Alex Mashinsky, the former CEO of the bankrupt crypto lender Celsius, was reportedly arrested on the morning of July 13. The news broke shortly after the United States Securities and Exchange Commission filed a lawsuit against the crypto lender on the same day.
From the boardroom to the courtroom – Alex Mashinsky is reportedly arrested
Bloomberg reported that the former CEO was arrested following an investigation into the company’s collapse, citing sources with knowledge of the situation. According to reports, Alex Mashinsky was charged with fraud and market manipulation. The arrest of Mashinsky and the lawsuit against Celsius come only months after the SEC filed cases against Binance and Coinbase.
On July 14, 2012, Celsius Network filed for bankruptcy protection. Alex Mashinsky was recently found culpable by Commodity Futures Trading Commission investigators, who determined that the former CEO violated numerous U.S. regulations prior to the company’s collapse in 2022.
The investigation against the former CEO began on 5 January after the New York Attorney General filed a lawsuit against Mashinsky. The New York Attorney General alleged that the former chief executive officer misled investors and caused billions of dollars in losses.
The problems for Celsius and its former CEO began in June of last year when the crypto lending platform abruptly suspended withdrawals. Five U.S. states securities regulators launched an investigation into Celsius on June 16, 2022, and the platform filed for bankruptcy a month later.

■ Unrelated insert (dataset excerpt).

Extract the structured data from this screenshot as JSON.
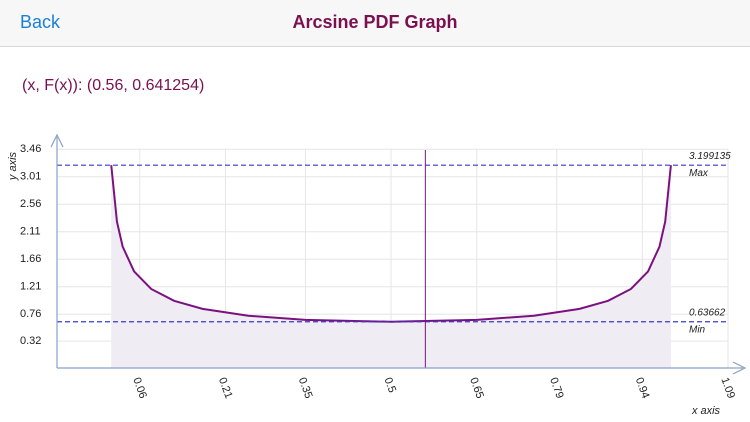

A CFTC investigation revealed that Celsius and its former CEO violated several banking laws while their customer base was suffering from the larger crypto winter that saw the implosion of the Terra-Luna ecosystem followed by the collapse of the crypto hedge fund Three Arrow Capital and FTX joined in later on.
Celsius Network sued by SEC, CFTC, and FTC
The DOJ charges were backed by an upsurge of lawsuits filed against Alex Mashinsky and Celsius by the Securities and Exchange Commission (SEC), Commodity Futures Trading Commission (CFTC), and Federal Trade Commission (FTC).

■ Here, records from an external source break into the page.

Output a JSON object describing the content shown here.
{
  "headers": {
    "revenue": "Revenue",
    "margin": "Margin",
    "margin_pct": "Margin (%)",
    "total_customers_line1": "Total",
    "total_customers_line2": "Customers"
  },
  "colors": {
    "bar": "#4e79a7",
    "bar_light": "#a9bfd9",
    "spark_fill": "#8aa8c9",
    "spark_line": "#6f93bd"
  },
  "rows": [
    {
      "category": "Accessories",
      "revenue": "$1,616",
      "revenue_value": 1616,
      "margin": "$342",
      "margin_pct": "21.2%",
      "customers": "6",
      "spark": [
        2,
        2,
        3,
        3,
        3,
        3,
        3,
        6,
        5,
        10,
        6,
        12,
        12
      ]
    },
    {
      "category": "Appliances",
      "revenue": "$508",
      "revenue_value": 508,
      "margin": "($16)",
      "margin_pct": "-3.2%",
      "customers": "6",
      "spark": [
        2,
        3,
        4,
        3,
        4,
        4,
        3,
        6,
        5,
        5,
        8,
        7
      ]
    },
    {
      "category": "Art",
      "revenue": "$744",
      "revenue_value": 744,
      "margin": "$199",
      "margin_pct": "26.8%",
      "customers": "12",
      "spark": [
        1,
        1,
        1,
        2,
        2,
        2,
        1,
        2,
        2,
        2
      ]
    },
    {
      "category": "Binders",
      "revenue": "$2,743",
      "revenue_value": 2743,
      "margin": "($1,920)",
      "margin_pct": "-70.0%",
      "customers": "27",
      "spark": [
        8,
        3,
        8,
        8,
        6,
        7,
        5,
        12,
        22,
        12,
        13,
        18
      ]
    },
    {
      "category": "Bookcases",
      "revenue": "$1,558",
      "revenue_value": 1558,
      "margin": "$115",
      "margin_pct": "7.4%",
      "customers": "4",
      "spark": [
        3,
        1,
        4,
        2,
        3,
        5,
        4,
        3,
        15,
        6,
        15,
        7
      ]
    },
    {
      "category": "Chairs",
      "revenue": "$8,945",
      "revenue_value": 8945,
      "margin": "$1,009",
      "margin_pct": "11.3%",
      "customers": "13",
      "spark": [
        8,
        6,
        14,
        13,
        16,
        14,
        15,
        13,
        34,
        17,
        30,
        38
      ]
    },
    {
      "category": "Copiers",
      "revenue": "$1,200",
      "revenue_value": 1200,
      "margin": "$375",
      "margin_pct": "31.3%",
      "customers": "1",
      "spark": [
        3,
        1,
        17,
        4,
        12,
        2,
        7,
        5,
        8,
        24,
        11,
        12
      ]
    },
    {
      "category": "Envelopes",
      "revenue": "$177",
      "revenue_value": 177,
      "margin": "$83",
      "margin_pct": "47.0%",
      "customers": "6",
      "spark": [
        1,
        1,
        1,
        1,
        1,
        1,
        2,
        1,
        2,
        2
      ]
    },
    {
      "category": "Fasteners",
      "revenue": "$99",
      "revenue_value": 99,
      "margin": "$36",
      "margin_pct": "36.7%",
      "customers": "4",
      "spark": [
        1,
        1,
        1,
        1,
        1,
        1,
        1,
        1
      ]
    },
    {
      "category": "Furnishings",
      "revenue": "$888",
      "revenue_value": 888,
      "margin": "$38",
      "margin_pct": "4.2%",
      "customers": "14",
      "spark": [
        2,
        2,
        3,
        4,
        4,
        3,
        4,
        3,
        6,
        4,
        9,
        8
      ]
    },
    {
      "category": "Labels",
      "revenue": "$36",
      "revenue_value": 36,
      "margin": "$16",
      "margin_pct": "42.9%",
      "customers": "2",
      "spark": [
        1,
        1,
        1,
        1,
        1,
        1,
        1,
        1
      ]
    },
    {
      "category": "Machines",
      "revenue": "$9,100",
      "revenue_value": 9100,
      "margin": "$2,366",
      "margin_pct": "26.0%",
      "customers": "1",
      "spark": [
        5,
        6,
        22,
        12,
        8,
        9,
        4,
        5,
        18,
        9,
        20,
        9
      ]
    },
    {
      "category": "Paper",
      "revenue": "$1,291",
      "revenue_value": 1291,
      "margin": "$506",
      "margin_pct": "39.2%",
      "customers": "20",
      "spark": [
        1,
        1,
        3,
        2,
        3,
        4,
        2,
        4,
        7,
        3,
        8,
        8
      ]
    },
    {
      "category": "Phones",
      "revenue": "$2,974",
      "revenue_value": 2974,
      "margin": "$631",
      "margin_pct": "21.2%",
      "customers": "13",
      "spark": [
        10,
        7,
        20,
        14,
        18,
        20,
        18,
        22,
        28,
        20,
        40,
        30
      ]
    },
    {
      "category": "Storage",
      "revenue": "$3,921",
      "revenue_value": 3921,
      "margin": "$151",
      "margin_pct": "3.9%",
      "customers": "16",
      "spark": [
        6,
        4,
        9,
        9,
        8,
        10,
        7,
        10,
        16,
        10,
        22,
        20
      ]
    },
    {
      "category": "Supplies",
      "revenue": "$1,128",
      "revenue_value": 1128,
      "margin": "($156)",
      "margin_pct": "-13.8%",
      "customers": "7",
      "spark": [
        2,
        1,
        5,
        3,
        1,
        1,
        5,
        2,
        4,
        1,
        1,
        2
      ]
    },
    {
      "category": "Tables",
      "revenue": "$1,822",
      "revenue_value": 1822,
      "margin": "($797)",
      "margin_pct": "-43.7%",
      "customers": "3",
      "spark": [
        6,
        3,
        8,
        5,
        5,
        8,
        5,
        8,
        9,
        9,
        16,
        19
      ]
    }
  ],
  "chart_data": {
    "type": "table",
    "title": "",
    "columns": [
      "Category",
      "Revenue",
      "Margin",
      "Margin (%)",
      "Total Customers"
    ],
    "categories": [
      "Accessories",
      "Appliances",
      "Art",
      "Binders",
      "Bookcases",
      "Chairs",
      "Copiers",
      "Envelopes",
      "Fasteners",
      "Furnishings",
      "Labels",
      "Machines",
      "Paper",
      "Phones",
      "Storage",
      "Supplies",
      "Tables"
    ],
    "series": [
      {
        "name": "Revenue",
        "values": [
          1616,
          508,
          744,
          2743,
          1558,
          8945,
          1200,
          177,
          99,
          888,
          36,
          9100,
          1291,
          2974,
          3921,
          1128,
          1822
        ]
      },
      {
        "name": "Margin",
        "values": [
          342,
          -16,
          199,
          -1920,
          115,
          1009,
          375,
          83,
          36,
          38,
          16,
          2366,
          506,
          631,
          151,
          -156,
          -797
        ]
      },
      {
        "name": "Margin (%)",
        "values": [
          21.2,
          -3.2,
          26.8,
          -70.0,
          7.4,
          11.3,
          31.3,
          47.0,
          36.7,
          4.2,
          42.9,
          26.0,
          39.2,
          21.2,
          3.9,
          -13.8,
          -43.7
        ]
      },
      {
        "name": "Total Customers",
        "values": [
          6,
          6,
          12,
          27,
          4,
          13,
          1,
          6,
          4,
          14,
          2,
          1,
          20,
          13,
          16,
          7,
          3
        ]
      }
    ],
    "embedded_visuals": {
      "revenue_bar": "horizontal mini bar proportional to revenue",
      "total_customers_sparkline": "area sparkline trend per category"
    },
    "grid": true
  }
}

The move comes after the Commodity Futures Trading Commission (CFTC) apparently determined that Celsius and Mashinsky violated various US regulations before the company’s downfall last year.
Bloomberg also reported on 6 July that attorneys from the CFTC’s enforcement section determined that Celsius misled investors and failed to register with the regulator, while Mashinsky violated various U.S. regulations.

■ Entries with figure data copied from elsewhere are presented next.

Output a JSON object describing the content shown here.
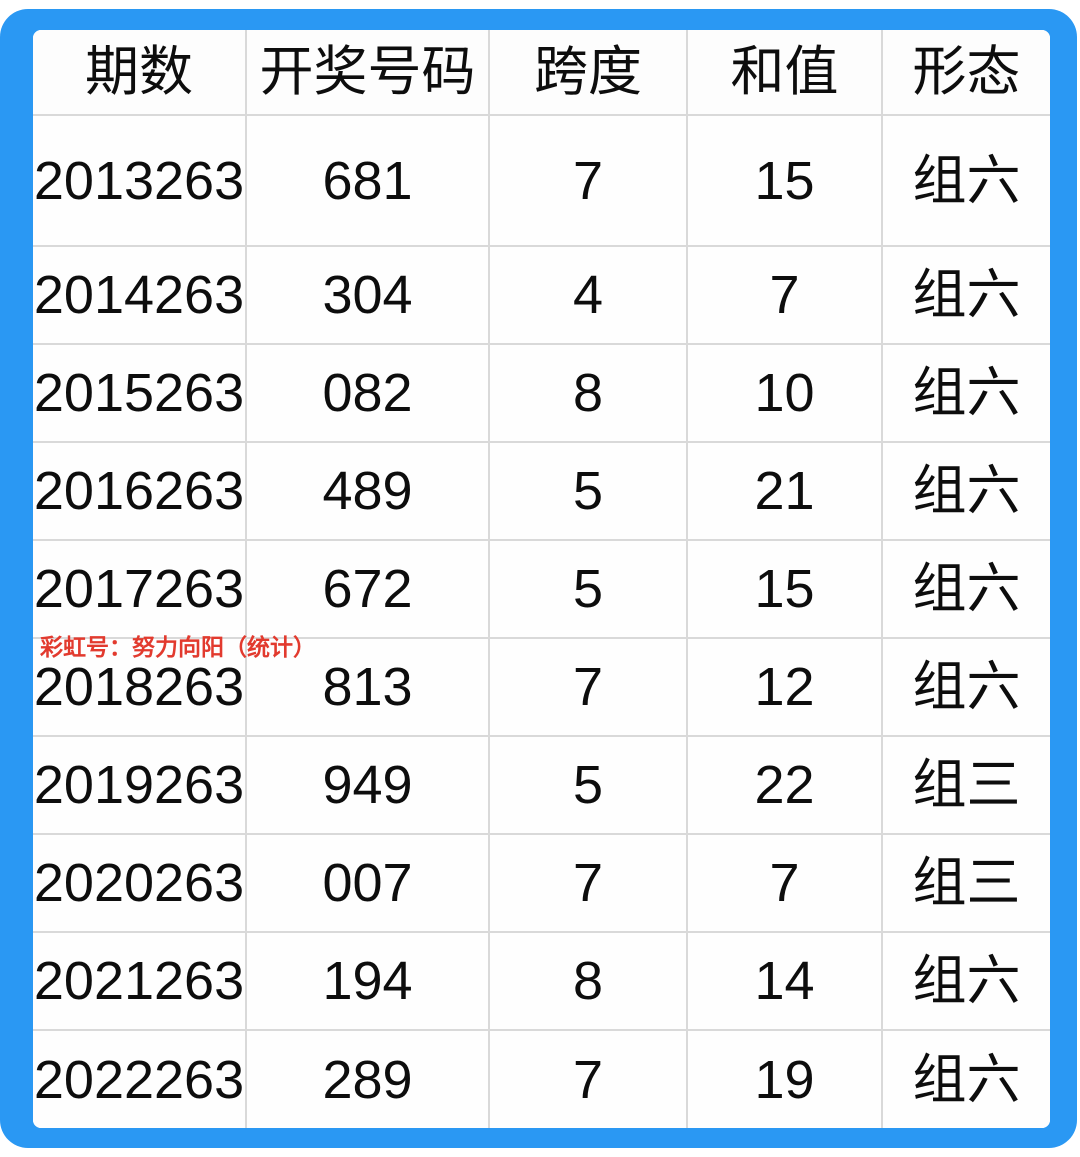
{
  "chart_data": {
    "type": "table",
    "title": "",
    "columns": [
      "期数",
      "开奖号码",
      "跨度",
      "和值",
      "形态"
    ],
    "rows": [
      [
        "2013263",
        "681",
        "7",
        "15",
        "组六"
      ],
      [
        "2014263",
        "304",
        "4",
        "7",
        "组六"
      ],
      [
        "2015263",
        "082",
        "8",
        "10",
        "组六"
      ],
      [
        "2016263",
        "489",
        "5",
        "21",
        "组六"
      ],
      [
        "2017263",
        "672",
        "5",
        "15",
        "组六"
      ],
      [
        "2018263",
        "813",
        "7",
        "12",
        "组六"
      ],
      [
        "2019263",
        "949",
        "5",
        "22",
        "组三"
      ],
      [
        "2020263",
        "007",
        "7",
        "7",
        "组三"
      ],
      [
        "2021263",
        "194",
        "8",
        "14",
        "组六"
      ],
      [
        "2022263",
        "289",
        "7",
        "19",
        "组六"
      ]
    ]
  },
  "watermark": {
    "text": "彩虹号：努力向阳（统计）",
    "color": "#e23a2e"
  },
  "colors": {
    "frame_blue": "#2a98f3",
    "grid_line": "#d9d9d9",
    "cell_background": "#fefefe",
    "text": "#0d0d0d"
  }
}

The action and arrest happened on the same day that Celsius announced that it had launched voluntary Chapter 11 procedures. According to the company, Celsius has $167 million in cash on hand, Celsius claims that the monies will be used to assist “certain operations during the restructuring process.”
This is the right decision for our community and company […] We have a strong and experienced team in place to lead Celsius through this process. I am confident that when we look back at the history of Celsius, we will see this as a defining moment, where acting with resolve and confidence served the community and strengthened the future of the company.
Alex Mashinsky.
In a separate lawsuit, the CFTC alleged that the company and Mashinsky engaged in a “scheme to defraud hundreds of thousands of customers by misrepresenting the safety and profitability of its digital asset-based finance platform.” Despite deteriorating market conditions, the company “promoted the safety and viability of Celsius and failed to disclose these losses to customers,” according to the filing.